27. This court agrees that K and K were key witnesses who ought to have been called to testify. On the flip side, there is evidence that they could not have voluntarily agreed to testify for the obvious reason that they were related the appellant. It is said that Kangentu was the appellant’s in-law and the complainant’s next door neighbours were the appellant’s relatives. This court is thus satisfied that even if the said witnesses were compelled to come to court to testify, their said testimony would have little or no probative value to the prosecution’s case. The record shows that summons were severally issued to the said Kangentu, which he did not honour. Besides, the corroborative and consistent testimonies of the prosecution witnesses were sufficient to sustain a conviction.

28. Accordingly, the prosecution proved that, it was the appellant who had intentionally and unlawfully caused his genital organ to penetrate that of the complainant, by force.

29. The appellant’s defence that he was framed by the complainant’s husband, PW3 due to an existing grudge, was duly considered by the trial court when it rendered thus, “Accused in the defence says he was fixed. He says that he had sprayed his Sukuma wiki with pesticide. Complainant’s husband did not heed the warning. His chicken died, hence the reason he was fixed…On cross examination he confirmed that they did not have any other dispute save for the alleged issue of the dead chicken. On the issue that he was fixed by the complainant’s husband due to the dead chicken, accused did not avail any of the witness from this even to confirm the story. The complainant’s evidence is more credible. It is supported by medical evidence. I find accused’s defence not credible and further find the charge herein has been proved beyond reasonable doubt.”

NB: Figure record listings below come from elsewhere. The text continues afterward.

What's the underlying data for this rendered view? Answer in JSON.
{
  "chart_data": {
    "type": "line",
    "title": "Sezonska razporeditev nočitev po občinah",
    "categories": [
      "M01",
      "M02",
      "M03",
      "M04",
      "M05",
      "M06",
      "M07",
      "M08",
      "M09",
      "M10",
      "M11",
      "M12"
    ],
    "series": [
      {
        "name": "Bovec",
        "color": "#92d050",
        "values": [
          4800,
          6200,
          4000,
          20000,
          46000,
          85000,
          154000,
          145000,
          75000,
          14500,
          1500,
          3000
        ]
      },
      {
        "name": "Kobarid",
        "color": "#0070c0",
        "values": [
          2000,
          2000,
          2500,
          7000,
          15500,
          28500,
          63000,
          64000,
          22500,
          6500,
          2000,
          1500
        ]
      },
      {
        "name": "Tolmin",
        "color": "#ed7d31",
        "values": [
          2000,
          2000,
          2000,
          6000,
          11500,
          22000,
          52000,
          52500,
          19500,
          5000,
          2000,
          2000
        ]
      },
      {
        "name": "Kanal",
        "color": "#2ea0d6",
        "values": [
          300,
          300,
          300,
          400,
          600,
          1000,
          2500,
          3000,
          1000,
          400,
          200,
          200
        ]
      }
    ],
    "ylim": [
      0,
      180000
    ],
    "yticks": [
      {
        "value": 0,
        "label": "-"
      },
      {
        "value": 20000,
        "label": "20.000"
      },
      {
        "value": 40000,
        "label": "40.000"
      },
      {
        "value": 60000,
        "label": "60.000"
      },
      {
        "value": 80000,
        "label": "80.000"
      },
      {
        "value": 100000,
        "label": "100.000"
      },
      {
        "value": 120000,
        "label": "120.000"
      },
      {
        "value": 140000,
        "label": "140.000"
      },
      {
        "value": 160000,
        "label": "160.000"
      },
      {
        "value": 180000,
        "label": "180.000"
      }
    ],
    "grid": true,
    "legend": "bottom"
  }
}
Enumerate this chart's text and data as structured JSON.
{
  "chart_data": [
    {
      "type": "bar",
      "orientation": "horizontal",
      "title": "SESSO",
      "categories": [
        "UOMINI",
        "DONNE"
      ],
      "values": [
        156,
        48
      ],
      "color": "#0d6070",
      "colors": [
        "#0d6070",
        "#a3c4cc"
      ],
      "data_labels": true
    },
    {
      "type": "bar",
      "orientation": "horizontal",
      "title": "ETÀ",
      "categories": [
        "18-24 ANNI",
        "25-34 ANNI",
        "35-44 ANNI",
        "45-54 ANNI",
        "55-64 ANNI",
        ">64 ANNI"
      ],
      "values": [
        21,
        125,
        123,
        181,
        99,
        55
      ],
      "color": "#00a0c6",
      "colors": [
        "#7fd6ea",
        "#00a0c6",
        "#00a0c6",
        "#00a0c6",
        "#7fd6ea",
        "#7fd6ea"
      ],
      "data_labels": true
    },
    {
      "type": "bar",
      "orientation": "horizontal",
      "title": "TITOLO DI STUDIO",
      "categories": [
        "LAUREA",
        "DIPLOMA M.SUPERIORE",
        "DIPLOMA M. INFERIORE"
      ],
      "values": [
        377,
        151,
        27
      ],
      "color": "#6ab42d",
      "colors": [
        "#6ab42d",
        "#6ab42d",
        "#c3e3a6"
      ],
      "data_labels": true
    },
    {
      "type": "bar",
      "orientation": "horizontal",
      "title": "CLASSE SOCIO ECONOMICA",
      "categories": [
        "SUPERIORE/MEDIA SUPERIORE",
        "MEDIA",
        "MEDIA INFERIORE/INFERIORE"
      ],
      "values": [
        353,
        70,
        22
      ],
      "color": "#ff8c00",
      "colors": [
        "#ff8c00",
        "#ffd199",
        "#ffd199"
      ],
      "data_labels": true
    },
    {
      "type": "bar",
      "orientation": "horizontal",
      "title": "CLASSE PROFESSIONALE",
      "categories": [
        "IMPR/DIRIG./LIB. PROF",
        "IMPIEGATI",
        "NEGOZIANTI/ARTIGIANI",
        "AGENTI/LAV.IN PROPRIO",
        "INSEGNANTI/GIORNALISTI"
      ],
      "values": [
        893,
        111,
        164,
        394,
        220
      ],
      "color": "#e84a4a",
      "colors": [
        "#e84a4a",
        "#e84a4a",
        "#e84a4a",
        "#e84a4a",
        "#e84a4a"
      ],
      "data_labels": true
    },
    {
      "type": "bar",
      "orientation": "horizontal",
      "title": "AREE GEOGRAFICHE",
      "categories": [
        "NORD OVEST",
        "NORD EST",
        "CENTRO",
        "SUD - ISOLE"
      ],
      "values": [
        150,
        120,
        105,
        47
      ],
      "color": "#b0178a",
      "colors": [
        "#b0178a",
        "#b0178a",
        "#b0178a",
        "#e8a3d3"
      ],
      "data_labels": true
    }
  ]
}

30. This court finds no nexus between the alleged poisoning of PW3’s chicken on 15/7/2020 and the commission of the offence herein on 14/9/2020.

31. On sentence, the minimum prescribed sentence for the offence of rape is 10 years imprisonment, which can be enhanced to life imprisonment. In sentencing the appellant to 30 years imprisonment, the trial court took into account the vicious manner in which the offence was committed, the mitigation and the remand period.

32. The need to punish the appellant for his crime and particularly the violent manner in which the same was committed cannot be gainsaid. Nonetheless, this court finds that the sentence of 30 years imprisonment for an offence whose prescribed minimum sentence is 10 years was manifestly excessive and harsh in the circumstances.

33. The record reveals that the appellant was incarcerated the entire period of trial and the trial court was mandated by the provisions of section 333(2) of the Criminal Procedure Code to factor in that period during sentencing.

34. The upshot from the foregoing analysis is that the appeal on conviction is devoid of merit and the same is hereby dismissed.

Orders 35. Accordingly, for the reasons set out above, Court allows the appeal and makes the following orders:1. The appeal from conviction is dismissed.2. The appellant’s 30 year’s sentence is set aside and substituted with an imprisonment for ten (10) years.3. The sentence of imprisonment for ten (10) years shall commence from 6/12/2020, when he was arrested and detained to await his trial.Order accordingly.

DATED AND DELIVERED ON THIS 31ST DAY OF JANUARY, 2024. EDWARD M. MURIITHIJUDGEAppearancesMr. Masila Principal Prosecution Counsel for the State.Appellant in person.